2 Il n'y avait pas d'avion, car il n'y avait pas de débris.
Faux. Il existe des photos de débris (photos sur le site
www.snopes2.com). Surtout, toutes les personnes qui sont arrivées sur le lieu du sinistre dans les minutes qui ont suivi la tragédie ont vu ces débris. Arthur Santana, journaliste du Washington Post, qui a participé aux premiers secours, écrit dans un article publié le 13 septembre : «Des sauveteurs ramassaient des morceaux de l'avion un peu partout. Les morceaux étaient enfouis dans des sacs en plastique marron qui étaient marqués des lettres "preuves matérielles" ("evidence", en anglais), et une partie de cette zone a été entourée de scotch jaune.
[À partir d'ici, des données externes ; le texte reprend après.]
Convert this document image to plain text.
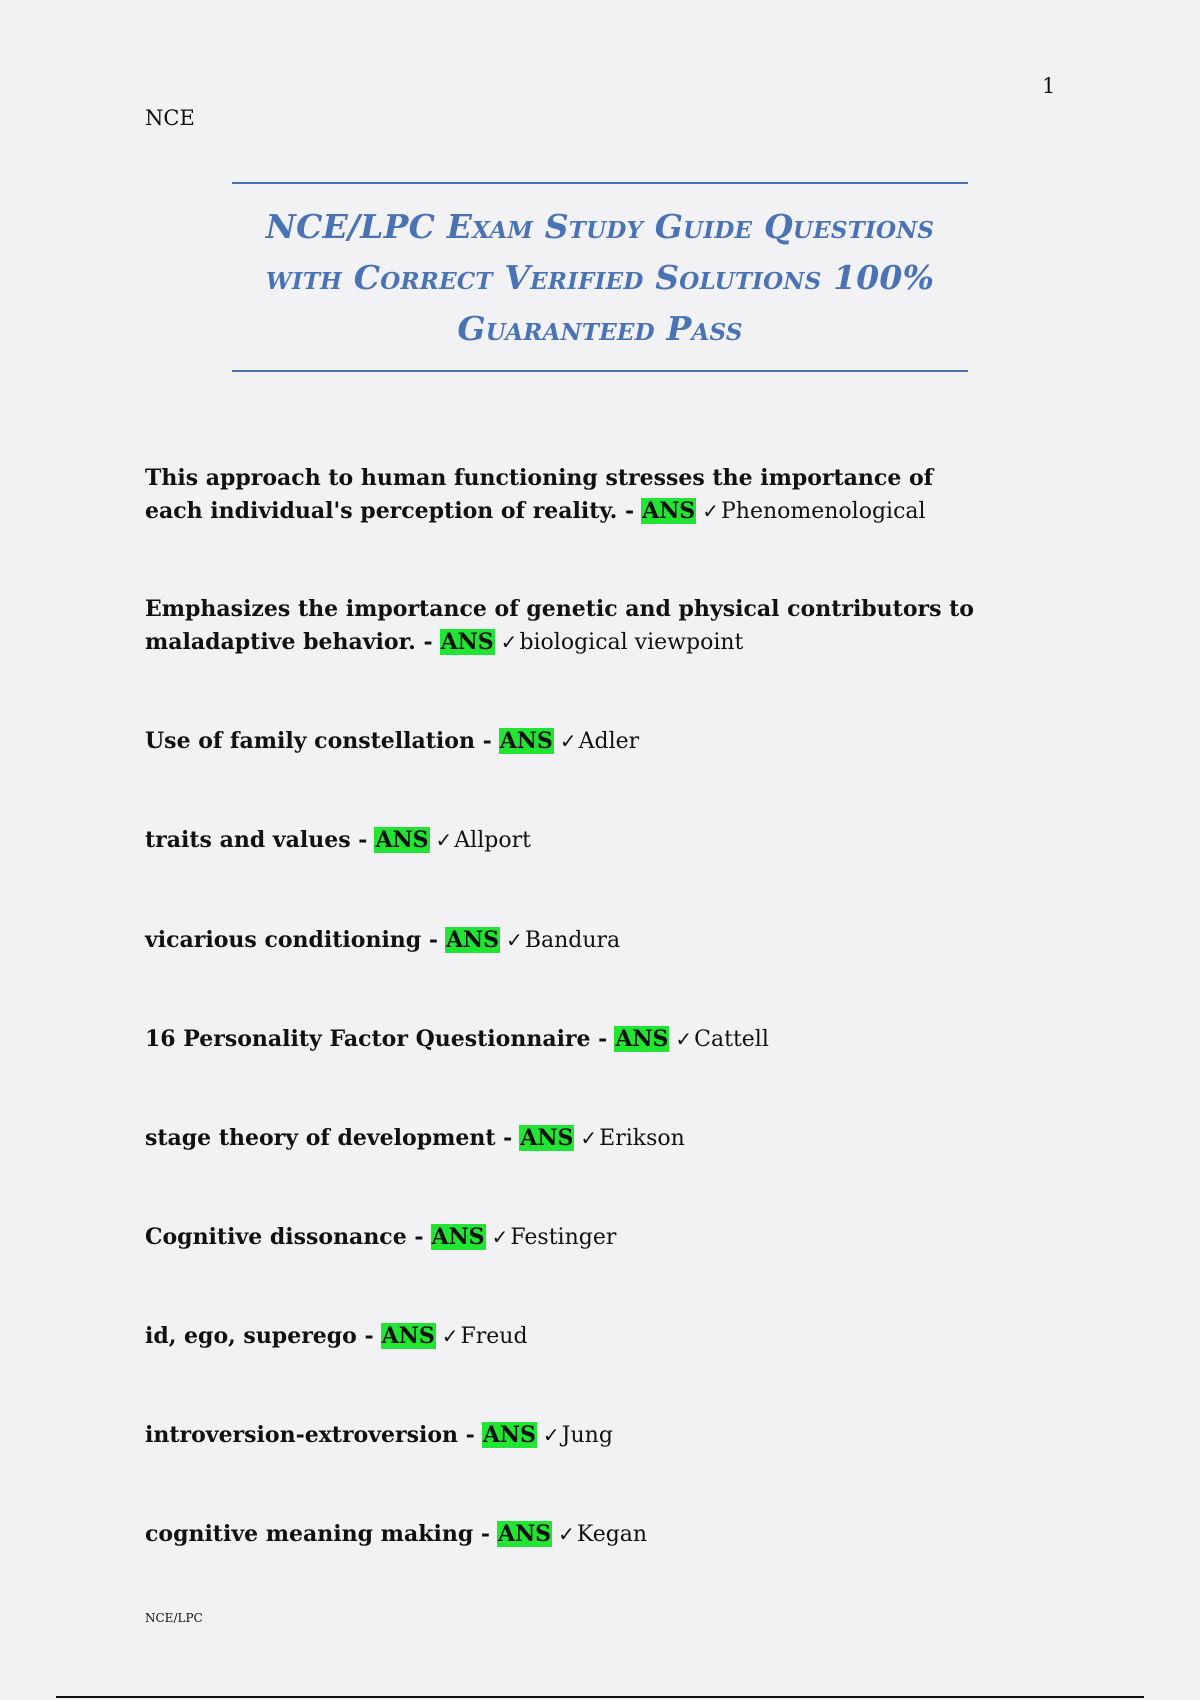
1
NCE
NCE/LPC Exam Study Guide Questions
with Correct Verified Solutions 100%
Guaranteed Pass
This approach to human functioning stresses the importance of each individual's perception of reality. - ANS ✓Phenomenological
Emphasizes the importance of genetic and physical contributors to maladaptive behavior. - ANS ✓biological viewpoint
Use of family constellation - ANS ✓Adler
traits and values - ANS ✓Allport
vicarious conditioning - ANS ✓Bandura
16 Personality Factor Questionnaire - ANS ✓Cattell
stage theory of development - ANS ✓Erikson
Cognitive dissonance - ANS ✓Festinger
id, ego, superego - ANS ✓Freud
introversion-extroversion - ANS ✓Jung
cognitive meaning making - ANS ✓Kegan
NCE/LPC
Un gros morceau de l'avion, soulevé par deux personnes, laissait clairement voir la lettre "C" d'American Airlines.» Un autre témoin, Mike Walter, du quotidien USA Today, qui, alors qu'il se trouvait sur l'autoroute 27, a vu lui aussi l'avion tourner pour «plonger» ensuite vers le Pentagone, témoigne à Libération : «Après l'explosion, j'ai marché en direction du Pentagone. J'étais à plus de 100 mètres de l'impact, mais il y avait des morceaux de fuselage un peu partout. Plusieurs fois, j'ai dû enjamber des débris. Je me souviens même de quelqu'un qui a ramassé un morceau et s'est fait prendre en photo, avec le Pentagone en arrière-plan.» Le journaliste confirme toutefois que les débris de l'avion n'étaient pas de grosse taille. Ce qui n'étonne pas les experts des accidents aériens. «Le choc a été tel que l'avion s'est littéralement pulvérisé, estime un spécialiste qui collabore à la reconstruction du Pentagone. Certains morceaux ont été retrouvés à près d'un kilomètre du point d'impact. Beaucoup de débris de l'avion ont également fondu sous la chaleur intense.»
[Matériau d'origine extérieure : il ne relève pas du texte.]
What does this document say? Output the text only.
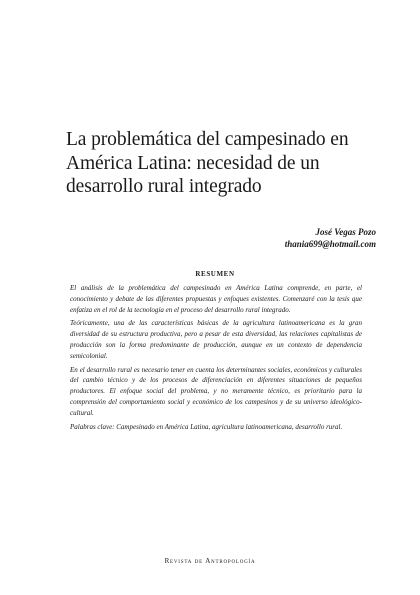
La problemática del campesinado en América Latina: necesidad de un desarrollo rural integrado
José Vegas Pozo
thania699@hotmail.com
RESUMEN

El análisis de la problemática del campesinado en América Latina comprende, en parte, el conocimiento y debate de las diferentes propuestas y enfoques existentes. Comenzaré con la tesis que enfatiza en el rol de la tecnología en el proceso del desarrollo rural integrado.

Teóricamente, una de las características básicas de la agricultura latinoamericana es la gran diversidad de su estructura productiva, pero a pesar de esta diversidad, las relaciones capitalistas de producción son la forma predominante de producción, aunque en un contexto de dependencia semicolonial.

En el desarrollo rural es necesario tener en cuenta los determinantes sociales, económicos y culturales del cambio técnico y de los procesos de diferenciación en diferentes situaciones de pequeños productores. El enfoque social del problema, y no meramente técnico, es prioritario para la comprensión del comportamiento social y económico de los campesinos y de su universo ideológico-cultural.

Palabras clave: Campesinado en América Latina, agricultura latinoamericana, desarrollo rural.

Revista de Antropología
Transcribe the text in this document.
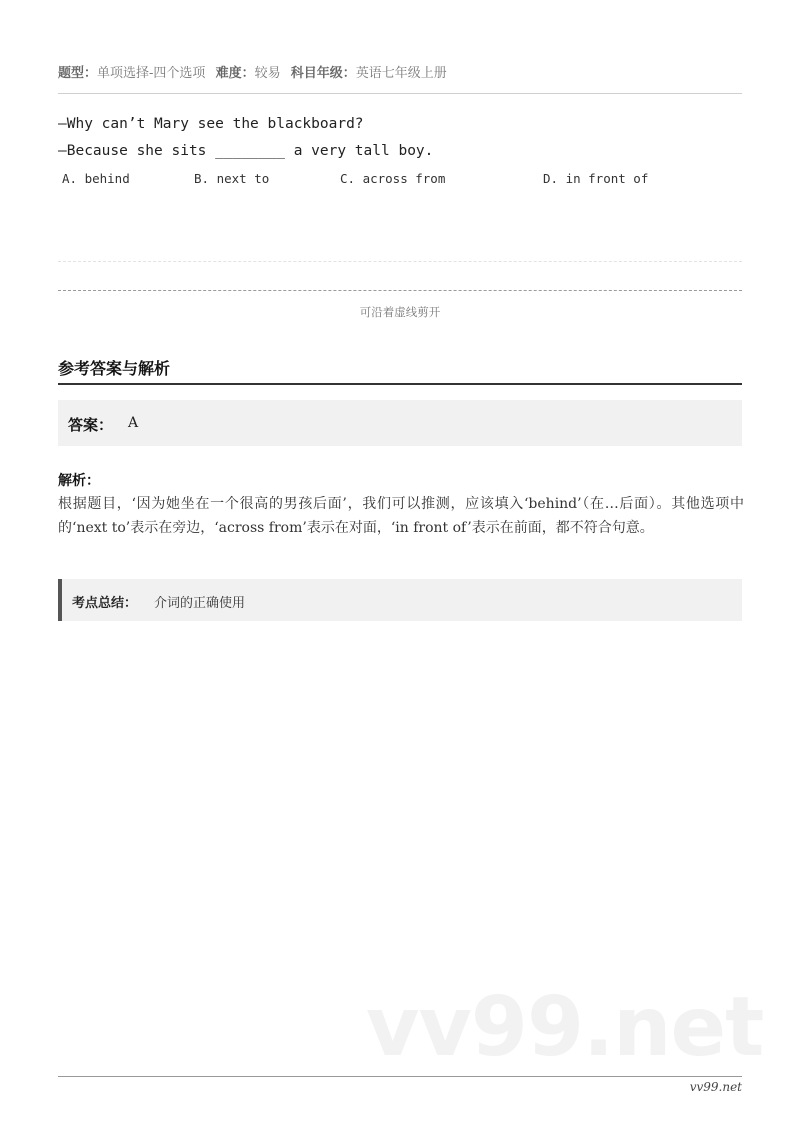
题型：单项选择-四个选项 难度：较易 科目年级：英语七年级上册
—Why can’t Mary see the blackboard?
—Because she sits ________ a very tall boy.
A. behind	B. next to	C. across from	D. in front of
可沿着虚线剪开
参考答案与解析
答案： A
解析：
根据题目，‘因为她坐在一个很高的男孩后面’，我们可以推测，应该填入‘behind’（在…后面）。其他选项中的‘next to’表示在旁边，‘across from’表示在对面，‘in front of’表示在前面，都不符合句意。
考点总结： 介词的正确使用
vv99.net
vv99.net
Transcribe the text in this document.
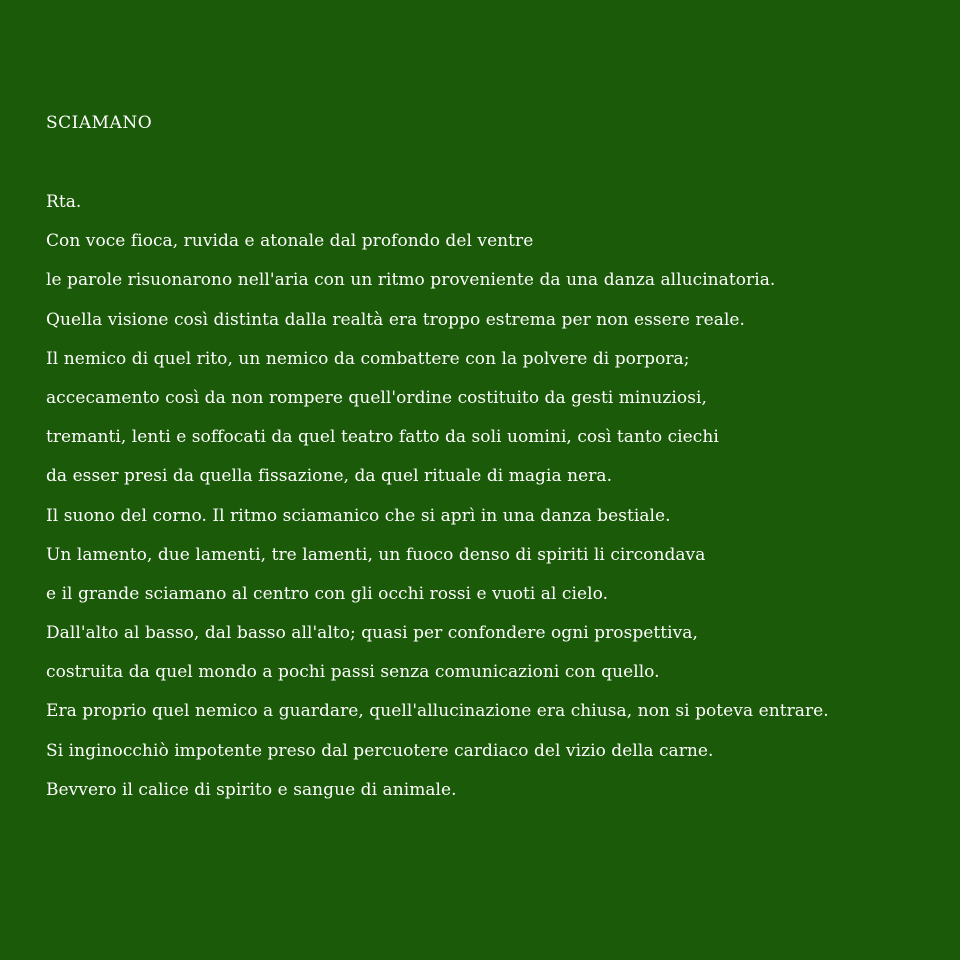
SCIAMANO
Rta.
Con voce fioca, ruvida e atonale dal profondo del ventre
le parole risuonarono nell'aria con un ritmo proveniente da una danza allucinatoria.
Quella visione così distinta dalla realtà era troppo estrema per non essere reale.
Il nemico di quel rito, un nemico da combattere con la polvere di porpora;
accecamento così da non rompere quell'ordine costituito da gesti minuziosi,
tremanti, lenti e soffocati da quel teatro fatto da soli uomini, così tanto ciechi
da esser presi da quella fissazione, da quel rituale di magia nera.
Il suono del corno. Il ritmo sciamanico che si aprì in una danza bestiale.
Un lamento, due lamenti, tre lamenti, un fuoco denso di spiriti li circondava
e il grande sciamano al centro con gli occhi rossi e vuoti al cielo.
Dall'alto al basso, dal basso all'alto; quasi per confondere ogni prospettiva,
costruita da quel mondo a pochi passi senza comunicazioni con quello.
Era proprio quel nemico a guardare, quell'allucinazione era chiusa, non si poteva entrare.
Si inginocchiò impotente preso dal percuotere cardiaco del vizio della carne.
Bevvero il calice di spirito e sangue di animale.
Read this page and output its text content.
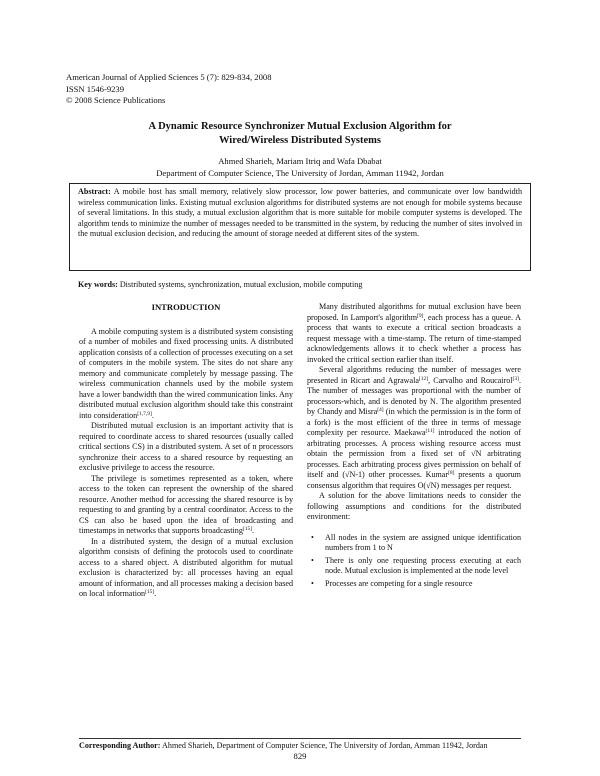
American Journal of Applied Sciences 5 (7): 829-834, 2008
ISSN 1546-9239
© 2008 Science Publications
A Dynamic Resource Synchronizer Mutual Exclusion Algorithm for
Wired/Wireless Distributed Systems
Ahmed Sharieh, Mariam Itriq and Wafa Dbabat
Department of Computer Science, The University of Jordan, Amman 11942, Jordan
Abstract: A mobile host has small memory, relatively slow processor, low power batteries, and communicate over low bandwidth wireless communication links. Existing mutual exclusion algorithms for distributed systems are not enough for mobile systems because of several limitations. In this study, a mutual exclusion algorithm that is more suitable for mobile computer systems is developed. The algorithm tends to minimize the number of messages needed to be transmitted in the system, by reducing the number of sites involved in the mutual exclusion decision, and reducing the amount of storage needed at different sites of the system.
Key words: Distributed systems, synchronization, mutual exclusion, mobile computing
INTRODUCTION

A mobile computing system is a distributed system consisting of a number of mobiles and fixed processing units. A distributed application consists of a collection of processes executing on a set of computers in the mobile system. The sites do not share any memory and communicate completely by message passing. The wireless communication channels used by the mobile system have a lower bandwidth than the wired communication links. Any distributed mutual exclusion algorithm should take this constraint into consideration[1,7,9].

Distributed mutual exclusion is an important activity that is required to coordinate access to shared resources (usually called critical sections CS) in a distributed system. A set of n processors synchronize their access to a shared resource by requesting an exclusive privilege to access the resource.

The privilege is sometimes represented as a token, where access to the token can represent the ownership of the shared resource. Another method for accessing the shared resource is by requesting to and granting by a central coordinator. Access to the CS can also be based upon the idea of broadcasting and timestamps in networks that supports broadcasting[15].

In a distributed system, the design of a mutual exclusion algorithm consists of defining the protocols used to coordinate access to a shared object. A distributed algorithm for mutual exclusion is characterized by: all processes having an equal amount of information, and all processes making a decision based on local information[15].

Many distributed algorithms for mutual exclusion have been proposed. In Lamport's algorithm[9], each process has a queue. A process that wants to execute a critical section broadcasts a request message with a time-stamp. The return of time-stamped acknowledgements allows it to check whether a process has invoked the critical section earlier than itself.

Several algorithms reducing the number of messages were presented in Ricart and Agrawala[12], Carvalho and Roucairol[3]. The number of messages was proportional with the number of processors-which, and is denoted by N. The algorithm presented by Chandy and Misra[4] (in which the permission is in the form of a fork) is the most efficient of the three in terms of message complexity per resource. Maekawa[11] introduced the notion of arbitrating processes. A process wishing resource access must obtain the permission from a fixed set of √N arbitrating processes. Each arbitrating process gives permission on behalf of itself and (√N-1) other processes. Kumar[8] presents a quorum consensus algorithm that requires O(√N) messages per request.

A solution for the above limitations needs to consider the following assumptions and conditions for the distributed environment:

• All nodes in the system are assigned unique identification numbers from 1 to N
• There is only one requesting process executing at each node. Mutual exclusion is implemented at the node level
• Processes are competing for a single resource
Corresponding Author: Ahmed Sharieh, Department of Computer Science, The University of Jordan, Amman 11942, Jordan
829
3 Il n'y avait pas d'avion, car il existe très peu d'images
Certes, il existe moins d'images de l'attaque contre le Pentagone que de celles contre le World Trade Center. La raison en est simple : tout ce qui touche au département de la Défense est confidentiel, d'autant que la sécurité nationale est en jeu. Selon Chris Murray, porte-parole du FBI à Washington, «il ne faut pas oublier qu'une enquête est toujours en cours. Tous les éléments de l'enquête seront ensuite transmis au procureur, qui décidera ce qu'il faut en faire. Pour l'instant, par exemple, les pièces de l'avion sont stockées dans un entrepôt et elles sont marquées des numéros de série du vol 77.» L'une des deux boîtes noires, celle qui enregistre la trajectoire de l'appareil, a été retrouvée. L'autre, qui aurait permis de comprendre les dernières conversations dans la cabine des pilotes, a été sérieusement endommagée et serait inutilisable. Enfin, selon des informations obtenues pas Libération, une vidéo filmée par les caméras de sécurité du Pentagone montrerait l'approche de l'avion sur le bâtiment. Une information «ni confirmée ni démentie» par le département de la Défense. Des images de l'impact, provenant probablement de la même vidéo, ont été publiées par Libération (numéro daté 16 mars).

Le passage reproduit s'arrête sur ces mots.